The phrase “attested by the landowner” would essentially give the latter veto power over who would receive land, allowing him to, among other things, select relatives or compliant tenants as beneficiaries.
In a graphic description of the bicameral process, which was open to the public, Katarungan, a network of peasant organizations, noted that the most articulate representative of the landlord bloc, Representative Pablo (“Pabling”) Garcia, “held on to this amendment with steely resolve, even as he conceded his other ‘killer amendments’ and allowed the passage of reforms.”

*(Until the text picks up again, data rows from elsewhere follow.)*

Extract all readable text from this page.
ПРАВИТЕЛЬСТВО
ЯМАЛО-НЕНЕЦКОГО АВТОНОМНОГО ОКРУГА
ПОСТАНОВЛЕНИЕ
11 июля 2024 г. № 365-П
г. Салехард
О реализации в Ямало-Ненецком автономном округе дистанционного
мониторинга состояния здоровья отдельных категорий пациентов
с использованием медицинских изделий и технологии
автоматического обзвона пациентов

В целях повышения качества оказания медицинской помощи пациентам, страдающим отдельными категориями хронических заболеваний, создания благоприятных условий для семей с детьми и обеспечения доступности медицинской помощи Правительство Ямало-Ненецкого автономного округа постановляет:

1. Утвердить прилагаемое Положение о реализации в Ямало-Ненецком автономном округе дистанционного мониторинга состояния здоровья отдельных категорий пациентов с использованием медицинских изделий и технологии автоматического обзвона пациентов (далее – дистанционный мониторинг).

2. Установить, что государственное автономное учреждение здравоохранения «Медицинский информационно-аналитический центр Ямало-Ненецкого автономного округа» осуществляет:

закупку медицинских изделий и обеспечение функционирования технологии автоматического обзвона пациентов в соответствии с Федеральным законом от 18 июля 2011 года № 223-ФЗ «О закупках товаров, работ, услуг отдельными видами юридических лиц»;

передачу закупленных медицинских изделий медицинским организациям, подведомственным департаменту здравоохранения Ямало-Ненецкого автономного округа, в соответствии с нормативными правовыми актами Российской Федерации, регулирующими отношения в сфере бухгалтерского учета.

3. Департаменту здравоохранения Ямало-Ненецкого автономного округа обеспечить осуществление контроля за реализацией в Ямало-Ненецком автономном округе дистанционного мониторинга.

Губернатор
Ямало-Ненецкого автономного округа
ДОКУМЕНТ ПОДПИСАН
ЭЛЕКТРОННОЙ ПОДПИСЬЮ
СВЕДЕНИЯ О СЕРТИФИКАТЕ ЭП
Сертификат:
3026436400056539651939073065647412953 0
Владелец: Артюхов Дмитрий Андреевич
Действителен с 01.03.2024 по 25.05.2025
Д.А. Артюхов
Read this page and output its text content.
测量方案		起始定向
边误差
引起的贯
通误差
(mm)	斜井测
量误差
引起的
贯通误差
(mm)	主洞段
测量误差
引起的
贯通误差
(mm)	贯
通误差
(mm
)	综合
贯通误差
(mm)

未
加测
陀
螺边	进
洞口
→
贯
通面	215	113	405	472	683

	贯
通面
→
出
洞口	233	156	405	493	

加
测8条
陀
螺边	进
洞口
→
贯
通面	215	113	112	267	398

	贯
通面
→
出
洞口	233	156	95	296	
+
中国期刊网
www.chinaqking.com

Not even the slaying of the popular peasant advocate from Sumilao, Rene Penas, shortly before the bicameral began, softened the determination of the landlord lobby to retain this clause.
Why? Because it would make the agrarian reform process “hostage” to “an entity whose interest is precisely to stop the process.”
According to Katarungan, Section 5 would allow “much havoc to be wrought.”
The pro-farmer participants at the bicameral were well aware of the amendment’s potential for mischief, and they succeeded in inserting a clause that would hold “criminally liable” and penalize “any person who shall cause undue delay of the implementation of the program.” Many feel, however, that this will be insufficient to deter landlords determined to derail the process.
No Easy Choices
The battle over CARPER went down to the wire. It was class politics taking the form of rough legislative struggle and maneuver, and in the end, the pro-reform forces were forced to choose between passing a bill many provisions of which were a significant improvement over CARP but which carried one menacing provision, and seeing the agrarian reform process stall.
I believe that given the balance of forces in the country today, those who voted for CARPER made the right choice. This was the best piece of agrarian reform legislation we could come up with at this historical juncture, given the correlation of class power. But the contingency element looms large: whether CARPER becomes truly a vehicle for advancing reform will depend on whether pro-reform forces can create, at the local level, the critical political mass involving farmers, progressive elements at the Department of Agrarian Reform, the Church, and other groups that would overcome the rearguard actions of the landed class to delay the inevitable.
To paraphrase an old legal saying, the facts on the ground will constitute nine-tenths of the law.
*The commentator is one of the two members of Congress representing the partylist Akbayan! (Citizens Action Party).